Time flies when you're having fun. That saying seems to capture the feeling of the past ten years following the market turmoil of 2008. With a few bumps along the way, since the market lows of early 2009, the stock market has been on a tear.
Now that we're in March and the anniversaries of important Great Recession events approach, it's interesting to sift through market research and news stories from back then. Some of the analysis stands out as oddly prescient, while some of the events are still gut-wrenching to read about even today.
One such event was the fall of the now infamous investment bank Bear Stearns. It was this week, ten years ago, that the firm found itself without a chair when the subprime mortgage music stopped.
In early 2007, just a year before its ultimate collapse, Bear Stearns had been riding high on manufacturing and selling fancy bonds and derivatives based on subprime mortgages and other debt. Leverage was high, and nobody seemed to worry much about it. So long as everyone and everything involved continued to hum along, no amount of leverage seemed too great. Analysts touted the firm's earnings record and continually raised price targets for the company's stock to over $180 per share.

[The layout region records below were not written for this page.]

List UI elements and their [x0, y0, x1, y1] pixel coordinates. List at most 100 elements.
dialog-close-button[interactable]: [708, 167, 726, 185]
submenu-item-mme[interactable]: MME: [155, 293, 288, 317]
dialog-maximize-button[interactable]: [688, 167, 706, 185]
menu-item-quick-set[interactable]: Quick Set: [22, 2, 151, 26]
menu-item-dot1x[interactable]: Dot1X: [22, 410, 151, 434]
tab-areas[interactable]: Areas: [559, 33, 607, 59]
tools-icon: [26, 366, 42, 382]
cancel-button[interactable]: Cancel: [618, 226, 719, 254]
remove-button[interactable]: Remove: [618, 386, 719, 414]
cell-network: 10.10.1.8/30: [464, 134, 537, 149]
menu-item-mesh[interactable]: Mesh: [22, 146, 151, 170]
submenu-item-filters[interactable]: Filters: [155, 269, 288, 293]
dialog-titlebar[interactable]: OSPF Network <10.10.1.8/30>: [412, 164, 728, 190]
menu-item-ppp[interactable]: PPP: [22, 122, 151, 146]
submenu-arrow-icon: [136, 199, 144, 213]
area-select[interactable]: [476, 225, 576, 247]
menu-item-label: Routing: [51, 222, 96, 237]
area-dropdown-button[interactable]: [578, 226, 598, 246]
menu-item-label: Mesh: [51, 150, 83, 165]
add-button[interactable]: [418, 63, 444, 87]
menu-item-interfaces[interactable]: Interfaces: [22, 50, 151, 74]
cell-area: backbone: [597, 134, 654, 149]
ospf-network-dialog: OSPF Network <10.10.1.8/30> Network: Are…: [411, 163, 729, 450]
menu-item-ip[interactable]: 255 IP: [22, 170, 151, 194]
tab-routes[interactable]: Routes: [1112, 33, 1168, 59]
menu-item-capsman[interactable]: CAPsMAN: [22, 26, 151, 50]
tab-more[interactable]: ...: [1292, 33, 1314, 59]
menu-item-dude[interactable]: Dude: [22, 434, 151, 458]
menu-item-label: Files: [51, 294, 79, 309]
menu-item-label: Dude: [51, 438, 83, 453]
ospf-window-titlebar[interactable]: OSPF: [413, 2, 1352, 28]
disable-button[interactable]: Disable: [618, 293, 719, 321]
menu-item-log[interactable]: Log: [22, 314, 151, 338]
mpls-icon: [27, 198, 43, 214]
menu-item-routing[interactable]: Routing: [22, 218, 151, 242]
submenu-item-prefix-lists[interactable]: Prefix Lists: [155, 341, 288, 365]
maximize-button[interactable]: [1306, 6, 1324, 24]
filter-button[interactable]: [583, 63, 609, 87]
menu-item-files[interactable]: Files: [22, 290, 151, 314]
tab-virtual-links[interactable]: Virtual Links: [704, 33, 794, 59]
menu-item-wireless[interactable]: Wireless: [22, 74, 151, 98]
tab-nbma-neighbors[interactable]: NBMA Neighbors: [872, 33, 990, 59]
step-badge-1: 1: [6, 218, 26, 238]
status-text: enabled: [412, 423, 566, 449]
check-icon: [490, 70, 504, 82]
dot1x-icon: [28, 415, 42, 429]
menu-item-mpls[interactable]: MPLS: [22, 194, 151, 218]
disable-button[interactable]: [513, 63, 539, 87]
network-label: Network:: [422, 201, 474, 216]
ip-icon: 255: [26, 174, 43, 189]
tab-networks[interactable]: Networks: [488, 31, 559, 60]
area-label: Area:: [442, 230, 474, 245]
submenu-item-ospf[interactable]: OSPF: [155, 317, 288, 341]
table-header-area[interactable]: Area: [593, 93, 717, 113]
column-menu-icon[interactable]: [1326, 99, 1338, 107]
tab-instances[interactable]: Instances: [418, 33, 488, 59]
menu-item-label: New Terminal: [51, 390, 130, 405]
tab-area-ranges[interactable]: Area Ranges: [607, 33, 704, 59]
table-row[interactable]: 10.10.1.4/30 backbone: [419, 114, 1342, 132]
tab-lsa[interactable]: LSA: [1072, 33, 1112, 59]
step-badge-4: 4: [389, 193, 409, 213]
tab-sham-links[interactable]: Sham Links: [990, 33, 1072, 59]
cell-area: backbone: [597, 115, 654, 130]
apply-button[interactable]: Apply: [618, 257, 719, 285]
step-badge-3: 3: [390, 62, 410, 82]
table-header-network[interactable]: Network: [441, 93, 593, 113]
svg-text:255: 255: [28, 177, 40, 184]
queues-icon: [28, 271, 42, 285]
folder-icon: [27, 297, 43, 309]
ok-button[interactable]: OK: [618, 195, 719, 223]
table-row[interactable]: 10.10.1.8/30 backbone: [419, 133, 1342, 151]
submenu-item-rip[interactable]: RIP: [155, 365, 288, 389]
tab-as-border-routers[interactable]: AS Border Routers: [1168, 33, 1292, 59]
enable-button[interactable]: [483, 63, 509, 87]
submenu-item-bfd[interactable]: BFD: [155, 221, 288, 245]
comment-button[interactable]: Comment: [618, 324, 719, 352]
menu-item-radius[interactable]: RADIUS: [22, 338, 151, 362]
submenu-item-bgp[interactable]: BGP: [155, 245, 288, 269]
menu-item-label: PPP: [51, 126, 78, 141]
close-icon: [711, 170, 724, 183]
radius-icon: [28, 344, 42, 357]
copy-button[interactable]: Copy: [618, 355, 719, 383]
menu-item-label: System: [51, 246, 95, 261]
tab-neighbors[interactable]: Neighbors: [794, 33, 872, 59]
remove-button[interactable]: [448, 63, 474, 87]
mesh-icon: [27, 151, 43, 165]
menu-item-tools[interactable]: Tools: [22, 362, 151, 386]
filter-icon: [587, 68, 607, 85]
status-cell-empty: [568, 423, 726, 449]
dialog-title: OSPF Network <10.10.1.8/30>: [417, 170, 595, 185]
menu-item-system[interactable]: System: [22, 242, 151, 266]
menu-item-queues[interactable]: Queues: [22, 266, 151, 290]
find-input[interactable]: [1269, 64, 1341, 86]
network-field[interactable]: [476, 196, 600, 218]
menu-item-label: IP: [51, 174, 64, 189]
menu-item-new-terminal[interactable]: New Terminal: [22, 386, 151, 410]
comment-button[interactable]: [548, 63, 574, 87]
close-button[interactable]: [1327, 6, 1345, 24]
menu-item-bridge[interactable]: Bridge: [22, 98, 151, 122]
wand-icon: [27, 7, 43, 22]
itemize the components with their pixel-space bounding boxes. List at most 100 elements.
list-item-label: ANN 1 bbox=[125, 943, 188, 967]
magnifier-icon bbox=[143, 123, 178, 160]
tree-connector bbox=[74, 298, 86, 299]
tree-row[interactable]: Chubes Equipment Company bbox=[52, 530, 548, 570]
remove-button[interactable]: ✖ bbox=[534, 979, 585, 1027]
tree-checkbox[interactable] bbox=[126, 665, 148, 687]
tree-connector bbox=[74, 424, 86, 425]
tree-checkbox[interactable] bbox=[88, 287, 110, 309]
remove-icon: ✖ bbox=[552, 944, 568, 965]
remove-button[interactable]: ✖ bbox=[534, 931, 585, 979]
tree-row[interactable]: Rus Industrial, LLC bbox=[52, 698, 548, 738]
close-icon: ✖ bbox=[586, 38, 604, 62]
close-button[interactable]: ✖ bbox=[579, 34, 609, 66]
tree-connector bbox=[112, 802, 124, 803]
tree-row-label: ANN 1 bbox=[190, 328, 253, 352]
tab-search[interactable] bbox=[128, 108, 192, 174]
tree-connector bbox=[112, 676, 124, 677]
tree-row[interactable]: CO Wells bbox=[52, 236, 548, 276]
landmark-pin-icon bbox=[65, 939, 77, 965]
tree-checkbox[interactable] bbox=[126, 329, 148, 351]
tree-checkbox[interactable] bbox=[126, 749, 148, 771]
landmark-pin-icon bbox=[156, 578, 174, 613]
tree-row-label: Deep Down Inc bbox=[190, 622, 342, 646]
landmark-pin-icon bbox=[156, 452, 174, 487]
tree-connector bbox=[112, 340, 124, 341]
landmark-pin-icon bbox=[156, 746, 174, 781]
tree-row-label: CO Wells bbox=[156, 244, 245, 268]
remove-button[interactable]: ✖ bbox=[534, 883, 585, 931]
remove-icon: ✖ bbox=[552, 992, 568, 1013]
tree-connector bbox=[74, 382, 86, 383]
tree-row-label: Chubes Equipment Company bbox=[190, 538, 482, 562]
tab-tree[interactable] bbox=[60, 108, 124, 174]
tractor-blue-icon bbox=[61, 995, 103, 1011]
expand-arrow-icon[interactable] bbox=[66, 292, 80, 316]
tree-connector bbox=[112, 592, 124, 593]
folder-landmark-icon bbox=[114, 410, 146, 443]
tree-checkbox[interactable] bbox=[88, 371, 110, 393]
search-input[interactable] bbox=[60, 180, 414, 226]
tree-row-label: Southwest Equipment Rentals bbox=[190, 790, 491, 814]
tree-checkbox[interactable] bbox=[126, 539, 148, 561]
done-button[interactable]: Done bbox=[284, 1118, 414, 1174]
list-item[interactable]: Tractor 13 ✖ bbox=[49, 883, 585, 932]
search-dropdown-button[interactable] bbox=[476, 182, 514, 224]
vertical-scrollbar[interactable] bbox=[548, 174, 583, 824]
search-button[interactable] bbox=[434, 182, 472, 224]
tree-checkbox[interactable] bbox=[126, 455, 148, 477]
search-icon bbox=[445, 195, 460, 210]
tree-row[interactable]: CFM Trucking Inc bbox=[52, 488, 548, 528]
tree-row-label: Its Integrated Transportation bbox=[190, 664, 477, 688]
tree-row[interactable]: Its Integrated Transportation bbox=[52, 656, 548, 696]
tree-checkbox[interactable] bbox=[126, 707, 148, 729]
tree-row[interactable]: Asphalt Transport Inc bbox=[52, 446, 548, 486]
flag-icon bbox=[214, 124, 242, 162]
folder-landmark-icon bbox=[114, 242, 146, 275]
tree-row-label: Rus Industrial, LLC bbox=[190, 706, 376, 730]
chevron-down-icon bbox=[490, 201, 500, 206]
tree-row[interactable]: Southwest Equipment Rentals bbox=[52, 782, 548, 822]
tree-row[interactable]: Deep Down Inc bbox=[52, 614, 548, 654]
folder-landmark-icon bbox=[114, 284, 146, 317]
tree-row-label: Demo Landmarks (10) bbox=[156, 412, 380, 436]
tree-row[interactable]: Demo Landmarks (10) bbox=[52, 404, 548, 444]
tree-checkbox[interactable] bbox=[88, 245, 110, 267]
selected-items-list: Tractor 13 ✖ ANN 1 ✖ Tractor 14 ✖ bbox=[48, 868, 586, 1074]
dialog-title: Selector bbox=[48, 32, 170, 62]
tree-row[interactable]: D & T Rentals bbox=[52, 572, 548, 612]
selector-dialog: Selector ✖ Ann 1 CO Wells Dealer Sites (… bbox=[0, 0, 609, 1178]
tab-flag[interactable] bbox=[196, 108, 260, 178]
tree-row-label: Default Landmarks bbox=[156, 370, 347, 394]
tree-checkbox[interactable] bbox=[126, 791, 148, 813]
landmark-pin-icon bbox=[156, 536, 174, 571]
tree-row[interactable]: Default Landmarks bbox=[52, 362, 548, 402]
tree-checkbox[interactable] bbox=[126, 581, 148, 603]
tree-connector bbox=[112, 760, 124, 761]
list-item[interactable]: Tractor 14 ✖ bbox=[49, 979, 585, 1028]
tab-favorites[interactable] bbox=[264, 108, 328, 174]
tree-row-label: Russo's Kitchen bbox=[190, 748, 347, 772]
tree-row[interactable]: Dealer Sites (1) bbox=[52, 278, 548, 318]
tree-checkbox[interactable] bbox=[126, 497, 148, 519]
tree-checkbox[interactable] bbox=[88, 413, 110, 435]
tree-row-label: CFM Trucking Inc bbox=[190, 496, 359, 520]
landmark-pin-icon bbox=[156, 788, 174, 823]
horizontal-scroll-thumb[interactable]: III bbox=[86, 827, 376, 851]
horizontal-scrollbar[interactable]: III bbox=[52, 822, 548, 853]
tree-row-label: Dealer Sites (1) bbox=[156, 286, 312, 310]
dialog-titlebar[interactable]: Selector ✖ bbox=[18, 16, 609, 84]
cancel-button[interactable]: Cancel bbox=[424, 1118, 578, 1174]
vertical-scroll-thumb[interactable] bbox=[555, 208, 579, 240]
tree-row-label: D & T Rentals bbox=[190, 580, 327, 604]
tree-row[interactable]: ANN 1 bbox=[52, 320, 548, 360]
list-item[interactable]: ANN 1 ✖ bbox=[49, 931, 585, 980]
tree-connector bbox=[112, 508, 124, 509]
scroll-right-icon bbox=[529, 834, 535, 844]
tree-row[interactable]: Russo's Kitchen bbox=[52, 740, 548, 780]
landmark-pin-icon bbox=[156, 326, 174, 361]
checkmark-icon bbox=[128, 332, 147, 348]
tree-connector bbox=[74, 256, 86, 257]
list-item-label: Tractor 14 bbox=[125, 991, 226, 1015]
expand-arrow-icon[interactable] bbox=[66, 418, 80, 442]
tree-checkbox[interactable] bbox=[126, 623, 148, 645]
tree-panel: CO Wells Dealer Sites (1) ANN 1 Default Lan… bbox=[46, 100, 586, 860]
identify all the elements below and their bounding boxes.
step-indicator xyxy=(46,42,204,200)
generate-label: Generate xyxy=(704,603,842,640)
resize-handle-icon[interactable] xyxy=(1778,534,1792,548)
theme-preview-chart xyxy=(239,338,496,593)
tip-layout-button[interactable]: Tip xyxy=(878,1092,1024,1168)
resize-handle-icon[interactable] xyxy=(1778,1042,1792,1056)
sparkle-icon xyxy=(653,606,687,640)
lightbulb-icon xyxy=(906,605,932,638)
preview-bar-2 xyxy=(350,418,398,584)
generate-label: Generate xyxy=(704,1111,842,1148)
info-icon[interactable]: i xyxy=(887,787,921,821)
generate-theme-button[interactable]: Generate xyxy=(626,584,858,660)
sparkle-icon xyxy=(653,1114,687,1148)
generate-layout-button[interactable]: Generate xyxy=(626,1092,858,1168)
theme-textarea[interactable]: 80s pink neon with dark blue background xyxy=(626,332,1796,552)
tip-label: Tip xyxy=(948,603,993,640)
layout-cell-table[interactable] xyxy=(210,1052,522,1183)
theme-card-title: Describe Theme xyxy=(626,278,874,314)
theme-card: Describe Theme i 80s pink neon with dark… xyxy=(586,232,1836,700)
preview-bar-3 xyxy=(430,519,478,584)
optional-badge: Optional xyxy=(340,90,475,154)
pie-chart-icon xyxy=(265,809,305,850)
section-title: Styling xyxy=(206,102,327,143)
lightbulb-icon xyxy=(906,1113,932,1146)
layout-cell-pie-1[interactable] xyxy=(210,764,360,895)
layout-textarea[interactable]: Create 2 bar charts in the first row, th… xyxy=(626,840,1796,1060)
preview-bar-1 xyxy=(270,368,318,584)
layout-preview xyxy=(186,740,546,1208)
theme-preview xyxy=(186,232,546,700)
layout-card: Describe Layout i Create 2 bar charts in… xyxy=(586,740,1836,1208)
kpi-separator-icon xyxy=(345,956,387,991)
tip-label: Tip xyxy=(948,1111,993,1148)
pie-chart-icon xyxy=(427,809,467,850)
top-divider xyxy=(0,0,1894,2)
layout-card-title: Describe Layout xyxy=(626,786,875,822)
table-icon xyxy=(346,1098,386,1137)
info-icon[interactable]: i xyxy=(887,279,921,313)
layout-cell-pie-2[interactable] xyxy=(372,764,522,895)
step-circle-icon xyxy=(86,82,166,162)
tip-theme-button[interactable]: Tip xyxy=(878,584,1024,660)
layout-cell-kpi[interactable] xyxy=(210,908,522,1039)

But a few short months later analysts started changing their tune. Troubles were percolating in the housing market and Bear Stearns began losing money after decades of profitability. That summer two of Bear's subprime mortgage-based hedge funds failed, costing billions. Keeping investors and depositors confident was huge for the firm. But confidence quickly eroded and that's when the wheels started coming off. The firm's share price started dropping, declining by more than half into the new year.